Wrapped up in the Jack story is our Gorgon guy who tells him the story of the chicken and the snake. It’s a story of greed and it’s a story about how you might need to sacrifice what you love in order to destroy what you hate. Jack doesn’t see the connection at first, but for the viewer it’s clear: Jack will destroy his own tenuous hold on his soul in order to deal with Michael.
Although Dean has some really heart wrenching moments, including getting his noggin’ knocked so hard he loses grip on a pesky angel, I do question how Dean willfully kept Michael at bay as long as he had. I know he says he barely sleeps anymore but if he always has to be on guard, how did he sleep at all? Am I reading too much into this? The answer is yes, because that’s what this show has done to me. I question everything, looking for clues to where we’re going, piecing together what was set up and hinted at before.
With the return of our main cast after the Daddy Winchester episode, we also got Hunter HQ full of the interdimensional hunters again. Sam reports in and here’s that all is quiet in the bunker. Of course things have to go so South they’re subterranean. And I hate that they set up this Maggie character so well and then kill her off. I had a feeling it would happen, I just didn’t want it to happen yet. She was set up just to be another Michael casualty.
Joining the Winchesters and Cas was Rowena, who usually resurfaces in magic-centric episodes or when she’s needed for particularly strong spellwork. At first her assistance in this episode was unclear — she was mostly just tracking the Gorgon as he traveled. When Rowena questions how Jack is back on his feet and what’s holding him together, she issues the warning that the Winchesters are messing with forces they don’t understand.
It would have been exceedingly strange to hear this warning any earlier than this. Rowena is a pretty selfish person, typically. She never showed too much in the way of caring for others. She’s changed though.
“Until very recently, I was the villain,” Rowena said. Supernatural is great in utilizing its villains as uneasy allies and occasional turncoats. Sam and Dean have worked alongside Lucifer, Crowley and the evil witch Rowena so they can all attain their ends. It’s part of the evolution of the show. Having Rowena say this in the episode is important, however, because not only has she really come full circle, helping the boys when there’s no conceivable gain for herself, but also by showing concern for Jack when she used to want him gone. Michael later reinforces this, threatening everyone in the bunker and killing who Rowena cares about. It makes Michael’s possession of her more bittersweet.
Surely this possession of a powerful witch would mean the boys would have to chase down a Michael amped up with witch powers in addition to his own. No? Oh. The warnings about Jack using his powers are fulfilled by the conclusion of this episode, as Jack faces down Rowena-Michael.
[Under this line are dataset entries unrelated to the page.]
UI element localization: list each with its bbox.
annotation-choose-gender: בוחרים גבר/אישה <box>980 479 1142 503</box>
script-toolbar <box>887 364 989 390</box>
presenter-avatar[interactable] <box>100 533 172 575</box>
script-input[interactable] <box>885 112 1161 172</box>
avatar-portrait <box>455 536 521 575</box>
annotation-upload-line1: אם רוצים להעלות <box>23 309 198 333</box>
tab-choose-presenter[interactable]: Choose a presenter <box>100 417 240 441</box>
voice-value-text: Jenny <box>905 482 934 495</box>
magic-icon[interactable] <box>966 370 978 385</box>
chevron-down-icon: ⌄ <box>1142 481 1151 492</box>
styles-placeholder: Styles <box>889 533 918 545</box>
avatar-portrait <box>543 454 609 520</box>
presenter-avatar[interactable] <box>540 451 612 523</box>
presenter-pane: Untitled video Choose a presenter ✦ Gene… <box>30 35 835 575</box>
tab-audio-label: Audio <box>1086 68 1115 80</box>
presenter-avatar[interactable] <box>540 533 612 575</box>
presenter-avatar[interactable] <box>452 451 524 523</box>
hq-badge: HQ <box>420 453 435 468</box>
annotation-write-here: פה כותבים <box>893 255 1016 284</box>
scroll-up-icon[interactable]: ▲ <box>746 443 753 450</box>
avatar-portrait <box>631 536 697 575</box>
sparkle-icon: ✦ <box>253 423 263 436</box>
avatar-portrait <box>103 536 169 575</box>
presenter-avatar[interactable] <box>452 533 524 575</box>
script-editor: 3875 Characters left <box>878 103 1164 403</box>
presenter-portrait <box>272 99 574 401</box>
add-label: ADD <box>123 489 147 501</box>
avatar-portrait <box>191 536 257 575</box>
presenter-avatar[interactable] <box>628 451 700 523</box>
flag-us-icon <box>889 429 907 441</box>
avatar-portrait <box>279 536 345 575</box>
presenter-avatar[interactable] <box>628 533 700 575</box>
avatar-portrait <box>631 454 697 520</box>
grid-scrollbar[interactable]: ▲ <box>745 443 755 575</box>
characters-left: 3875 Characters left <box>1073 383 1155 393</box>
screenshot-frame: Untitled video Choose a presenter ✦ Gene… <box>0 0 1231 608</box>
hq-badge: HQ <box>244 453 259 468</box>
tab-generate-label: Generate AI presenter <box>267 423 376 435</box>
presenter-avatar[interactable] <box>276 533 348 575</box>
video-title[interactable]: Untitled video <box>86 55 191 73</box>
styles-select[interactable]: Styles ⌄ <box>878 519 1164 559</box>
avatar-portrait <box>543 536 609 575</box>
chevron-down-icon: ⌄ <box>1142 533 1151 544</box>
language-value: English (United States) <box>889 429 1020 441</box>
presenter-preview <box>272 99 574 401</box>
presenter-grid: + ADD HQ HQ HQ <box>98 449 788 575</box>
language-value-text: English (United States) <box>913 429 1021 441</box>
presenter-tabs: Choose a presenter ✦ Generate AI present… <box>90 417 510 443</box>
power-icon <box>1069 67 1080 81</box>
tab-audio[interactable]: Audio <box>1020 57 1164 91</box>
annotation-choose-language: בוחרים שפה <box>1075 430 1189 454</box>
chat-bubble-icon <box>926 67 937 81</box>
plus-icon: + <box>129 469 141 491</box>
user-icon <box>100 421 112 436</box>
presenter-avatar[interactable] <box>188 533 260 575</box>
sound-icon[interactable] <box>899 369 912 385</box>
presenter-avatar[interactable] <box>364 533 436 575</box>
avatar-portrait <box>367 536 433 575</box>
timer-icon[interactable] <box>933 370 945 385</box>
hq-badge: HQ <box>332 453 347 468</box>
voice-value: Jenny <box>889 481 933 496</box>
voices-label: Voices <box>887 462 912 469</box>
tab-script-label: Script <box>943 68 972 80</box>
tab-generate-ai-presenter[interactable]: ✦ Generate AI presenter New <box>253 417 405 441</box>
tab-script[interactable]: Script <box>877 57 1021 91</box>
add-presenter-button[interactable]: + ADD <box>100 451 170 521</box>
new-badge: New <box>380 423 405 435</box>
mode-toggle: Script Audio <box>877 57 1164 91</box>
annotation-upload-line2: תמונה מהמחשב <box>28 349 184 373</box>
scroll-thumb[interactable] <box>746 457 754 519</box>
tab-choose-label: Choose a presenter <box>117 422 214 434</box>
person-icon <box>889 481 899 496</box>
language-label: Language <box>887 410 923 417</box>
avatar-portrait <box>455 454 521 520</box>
It’s frightening to see, because you know he’s burning off what makes Jack Jack. Without a soul, he’d be a real danger, but we’d also lose the adopted member of the Winchesters, and that would hurt. We’ve gotten to know him, and we want to protect him as much as the Winchesters and Cas do.
Michael’s swan son kills off a number of forgettable hunters (and Maggie) but ends up in a mysterious point of the season. Why episode 14? Will he mysteriously return? Will integrating Michael’s grace into Jack inevitably corrupt Jack, making him next seasons’ antagonist? The odd timing of it all does make me wonder.